Alexander Maksik, tout en délicatesse et profondeur

Lors de la sortie d’ Indigne (2013), on découvrait toute la sensibilité, la puissance et la finesse de l’écriture de celui qui partage sa vie entre Hawaï et New York. Bien qu’influencé par Paris est une fête d’Ernest Hemingway – Alexander Maksik a vécu dans la Ville lumière à l’âge de 29 ans -, l’auteur évoquait l’histoire d’un professeur de littérature fasciné par Sartre et Camus qui succombe aux charmes d’une de ses élèves mineures. Deux ans plus tard, La mesure de la dérive révélait une autre facette du diplômé de l’Iowa Writers Workshop. En racontant l’histoire d’une Libérienne de 23 ans qui échoue sur l’île de Santorin, Alexander Maksik décrivait le drame des réfugiés et le quotidien de ceux-ci en opposition à la beauté d’une île où le soleil colle à la mer.

Les chouettes hulottes qui crient. Joe, Joey, Joseph, Joe, Joey, Joseph. Rentre, rentre, rentre chez toi.

L’Oiseau, le goudron et l’extase poursuit dans une veine finalement très intime, plutôt sombre et suffocante avec cette histoire d’amour, de vie, de drame, de remise en question et de quête identitaire. Le pitch ? Joe tombe raide dingue de Tess. Peu de temps après ce premier tsunami émotionnel, sa maman pète les plombs et dessoude à coups de marteau un quidam qui violente sa femme sur le parking d’un supermarché américain.

C’est surtout la découverte de l’Amour avec un grand A, dont Maksik retrace les émotions diverses et variées avec une infinie délicatesse, qui fait office de détonateur dans l’âme du jeune homme. ” Parfois, j’imagine un oiseau, déclare le personnage principal à Tess. J’imagine qu’il tournoie. Quand il atterrit pile au centre de mon coeur, je sens ses serres qui se plantent en moi. “. Joe poursuit le récit de ses tourments intérieurs d’une manière déconcertante pour la jeune fille. ” Et puis, ça change. Ce n’est plus un oiseau. C’est quelque chose d’autre. Du goudron. Du goudron qui se répand à travers moi et qui me cloue sur place, je ne peux plus faire quoi que ce soit. ”

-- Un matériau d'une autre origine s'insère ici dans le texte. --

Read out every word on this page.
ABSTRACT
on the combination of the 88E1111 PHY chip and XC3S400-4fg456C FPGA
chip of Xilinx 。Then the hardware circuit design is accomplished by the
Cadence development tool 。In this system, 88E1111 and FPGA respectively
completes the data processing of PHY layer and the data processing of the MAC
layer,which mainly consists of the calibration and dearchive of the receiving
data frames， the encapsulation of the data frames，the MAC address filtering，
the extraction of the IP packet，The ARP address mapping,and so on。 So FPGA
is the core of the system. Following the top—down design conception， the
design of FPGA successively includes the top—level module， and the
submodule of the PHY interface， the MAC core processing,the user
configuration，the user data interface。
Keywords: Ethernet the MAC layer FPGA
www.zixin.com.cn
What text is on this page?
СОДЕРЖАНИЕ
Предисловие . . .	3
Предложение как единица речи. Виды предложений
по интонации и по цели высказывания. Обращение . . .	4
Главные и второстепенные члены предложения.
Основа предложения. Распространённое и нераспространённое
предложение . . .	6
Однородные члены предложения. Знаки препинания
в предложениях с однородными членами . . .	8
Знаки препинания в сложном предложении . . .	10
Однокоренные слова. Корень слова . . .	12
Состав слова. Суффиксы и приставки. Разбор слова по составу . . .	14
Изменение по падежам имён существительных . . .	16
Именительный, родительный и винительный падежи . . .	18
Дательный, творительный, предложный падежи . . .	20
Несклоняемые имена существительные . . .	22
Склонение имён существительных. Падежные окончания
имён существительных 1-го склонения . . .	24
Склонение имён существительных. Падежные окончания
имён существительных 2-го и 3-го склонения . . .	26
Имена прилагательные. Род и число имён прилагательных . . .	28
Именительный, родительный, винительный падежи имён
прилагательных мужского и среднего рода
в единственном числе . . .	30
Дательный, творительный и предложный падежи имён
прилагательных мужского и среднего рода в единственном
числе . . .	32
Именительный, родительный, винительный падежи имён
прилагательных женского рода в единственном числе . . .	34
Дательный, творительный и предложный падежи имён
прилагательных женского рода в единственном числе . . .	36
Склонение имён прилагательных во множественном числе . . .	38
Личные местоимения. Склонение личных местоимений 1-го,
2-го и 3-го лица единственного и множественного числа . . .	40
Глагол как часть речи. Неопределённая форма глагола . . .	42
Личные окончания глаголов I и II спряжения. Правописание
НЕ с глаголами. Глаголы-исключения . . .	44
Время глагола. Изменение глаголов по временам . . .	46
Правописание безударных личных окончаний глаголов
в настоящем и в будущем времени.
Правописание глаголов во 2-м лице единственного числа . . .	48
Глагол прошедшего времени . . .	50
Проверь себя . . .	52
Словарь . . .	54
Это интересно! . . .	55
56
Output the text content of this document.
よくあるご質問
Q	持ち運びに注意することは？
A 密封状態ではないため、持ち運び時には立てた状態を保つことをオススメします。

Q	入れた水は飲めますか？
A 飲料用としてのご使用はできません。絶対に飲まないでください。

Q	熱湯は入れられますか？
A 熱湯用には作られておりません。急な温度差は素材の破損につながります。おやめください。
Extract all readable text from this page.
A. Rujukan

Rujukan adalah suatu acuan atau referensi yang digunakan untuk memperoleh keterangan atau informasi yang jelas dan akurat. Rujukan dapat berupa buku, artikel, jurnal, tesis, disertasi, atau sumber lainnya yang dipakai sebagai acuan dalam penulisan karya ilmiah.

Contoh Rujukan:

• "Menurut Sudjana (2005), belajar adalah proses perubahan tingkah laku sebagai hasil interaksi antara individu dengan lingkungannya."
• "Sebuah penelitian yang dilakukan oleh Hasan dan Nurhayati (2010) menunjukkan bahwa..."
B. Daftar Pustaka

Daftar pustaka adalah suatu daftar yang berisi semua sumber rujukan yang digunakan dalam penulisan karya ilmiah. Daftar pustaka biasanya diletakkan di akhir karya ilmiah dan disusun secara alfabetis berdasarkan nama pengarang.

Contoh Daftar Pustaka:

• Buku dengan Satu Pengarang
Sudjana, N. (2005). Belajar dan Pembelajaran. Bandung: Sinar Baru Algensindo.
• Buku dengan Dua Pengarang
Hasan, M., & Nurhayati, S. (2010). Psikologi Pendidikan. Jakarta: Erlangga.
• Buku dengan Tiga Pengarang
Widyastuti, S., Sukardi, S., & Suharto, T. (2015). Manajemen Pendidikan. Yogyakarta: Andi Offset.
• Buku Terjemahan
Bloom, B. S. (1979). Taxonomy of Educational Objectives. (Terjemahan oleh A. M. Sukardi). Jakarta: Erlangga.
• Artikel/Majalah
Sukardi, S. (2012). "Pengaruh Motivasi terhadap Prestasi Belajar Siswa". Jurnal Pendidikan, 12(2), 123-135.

Le plus noir de ses trois romans ? ” J’essaie, comme à chaque fois, d’y mettre un peu de lumière parce que je souhaite que mes personnages combattent une forme de renoncement, nuance le romancier. Et rien que cela, c’est déjà quelque chose de lumineux en soi. ” Derrière cette histoire d’amour, on y découvre aussi un récit où l’auteur a, par choix narratif, inversé les rôles. ” Il est vrai que mes personnages féminins sont très virils, froids et dénués d’émotions “, poursuit Alexander Maksik.

On se permet de demander à cet écrivain, traduit dans une dizaine de langues, si ce drame familial n’est pas un prétexte pour évoquer, comme son titre peut le suggérer, la dépression ou les troubles de la bipolarité. ” Il y a évidemment de cela, confesse Alexander Maksik. Il y a une triste tradition dépressive dans ma famille. Mon grand-père a mis fin à ses jours. Mon oncle aussi. C’est vraiment ancré chez nous. J’ai moi-même dû faire face à ce genre de désagréments. C’est pour cela qu’il y a le mot goudron dans le titre. C’est une métaphore bien plus parlante et appropriée que le langage médical parce qu’on ressent vraiment cette douleur physique propre quand on sombre dans la dépression. ” Reste que la beauté formelle de l’écriture et la profondeur psychologique des personnages font de ce roman un livre résolument à part et plus solaire que son propos ne le laisse présager.

Alexander Maksik, ” L’Oiseau, le goudron et l’extase “, (traduit de l’anglais par Sarah Tardy), éditions Belfond, 464 p., 24,40 euros.